We fished Strawberry Bay this morning. It was a little slower for us this trip, only caught five. We didn't catch a thing trolling, so we switched over to powerbait in 30 feet of water and finally started catching them. Two 19" Rainbows, Two 15" Rainbows and one 17" Cutthroat that was immediately released. The 15"ers were some of the smallest ones in the last month. Oh well, still fun to get out. Some of the float tube guys fly fishing were doing pretty good.


----------



## Huge29 (Sep 17, 2007)

lunkerhunter2 said:


> Not going to give me an answer huge?


I thought you had your own answer.
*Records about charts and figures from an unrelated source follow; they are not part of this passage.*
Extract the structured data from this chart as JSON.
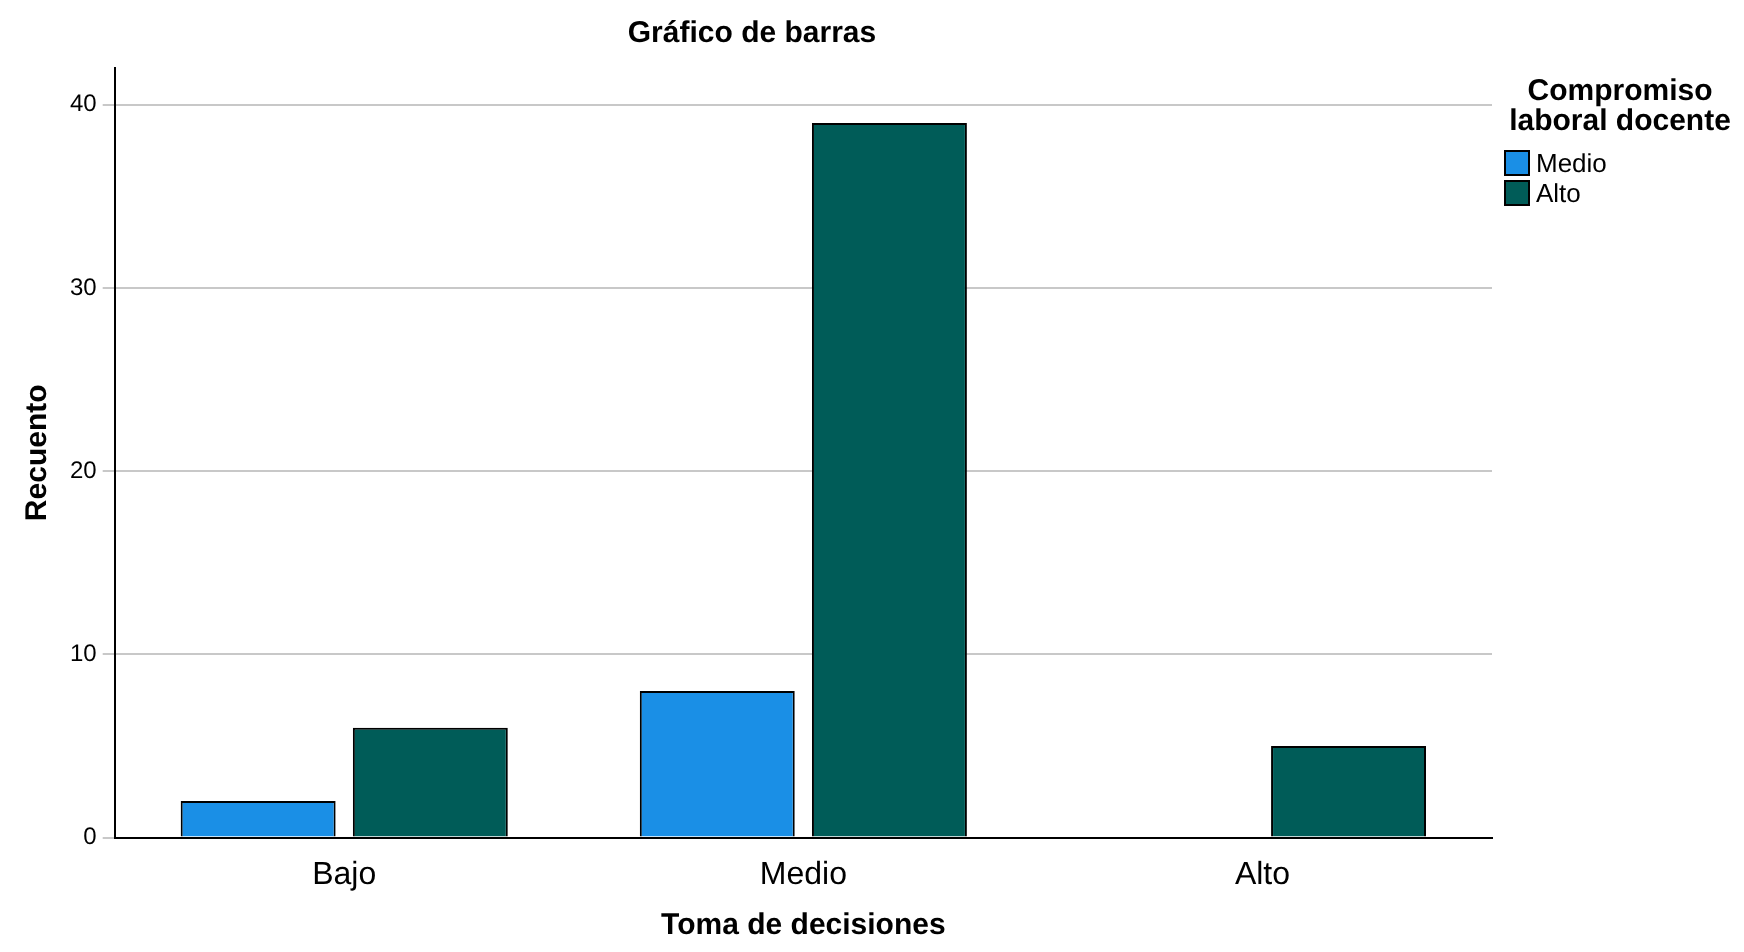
{
  "chart_data": {
    "type": "bar",
    "title": "Gráfico de barras",
    "xlabel": "Toma de decisiones",
    "ylabel": "Recuento",
    "legend_title": "Compromiso laboral docente",
    "categories": [
      "Bajo",
      "Medio",
      "Alto"
    ],
    "series": [
      {
        "name": "Medio",
        "color": "#1a8fe6",
        "values": [
          2,
          8,
          null
        ]
      },
      {
        "name": "Alto",
        "color": "#005c58",
        "values": [
          6,
          39,
          5
        ]
      }
    ],
    "ylim": [
      0,
      42
    ],
    "yticks": [
      0,
      10,
      20,
      30,
      40
    ],
    "grid": "y",
    "legend": "top right"
  }
}
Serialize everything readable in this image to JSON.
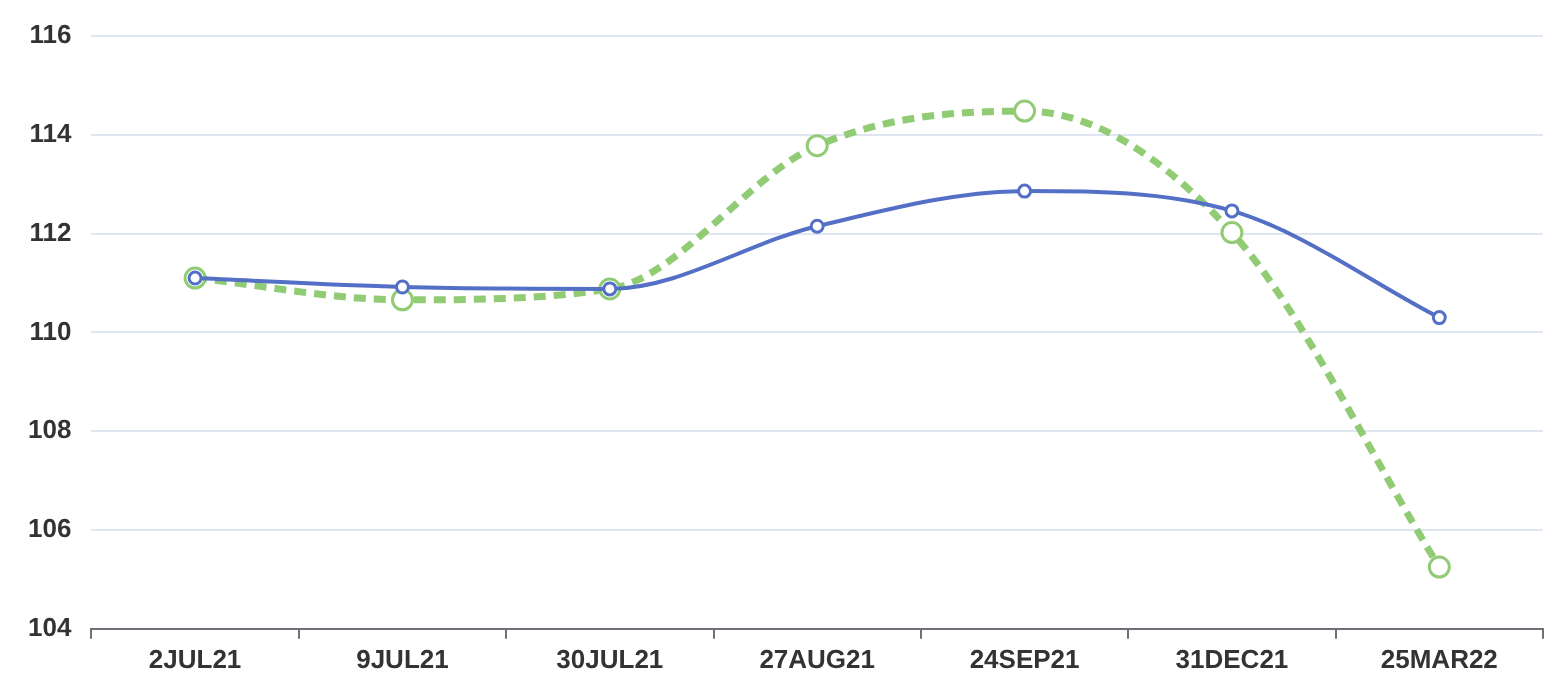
{
  "chart_data": {
    "type": "line",
    "categories": [
      "2JUL21",
      "9JUL21",
      "30JUL21",
      "27AUG21",
      "24SEP21",
      "31DEC21",
      "25MAR22"
    ],
    "series": [
      {
        "color": "#5470c6",
        "values": [
          111.1,
          110.92,
          110.88,
          112.15,
          112.86,
          112.46,
          110.3
        ],
        "line_style": "solid"
      },
      {
        "color": "#91cc75",
        "values": [
          111.1,
          110.66,
          110.88,
          113.78,
          114.48,
          112.02,
          105.25
        ],
        "line_style": "dashed"
      }
    ],
    "ylim": [
      104,
      116
    ],
    "yticks": [
      104,
      106,
      108,
      110,
      112,
      114,
      116
    ],
    "grid": "y",
    "legend": false,
    "marker": "circle"
  }
}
A few reasons:
1-7 year old daughter
2-9 year old son
3-no rigger on port side
4-no rigger on starboard
5-No experience catching kokes ever
6-Couldn't hardly keep the bows off of our lines, had a hard time keeping the lines in the water with several doubles and a triple.'
7-Bait fishing we could have up to 6 lines in the water and when anchored
Otherwise, we are all over it.


----------



## Dodger (Oct 20, 2009)

Huge, I'll take you to strawberry next year for kokes if you want and show you how it's done. I've been known to catch a few here and there. :grin:


----------



## weiner12 (Jul 13, 2014)

Nice sounds like a great trip always fun to catch a bunch of fat Boys


----------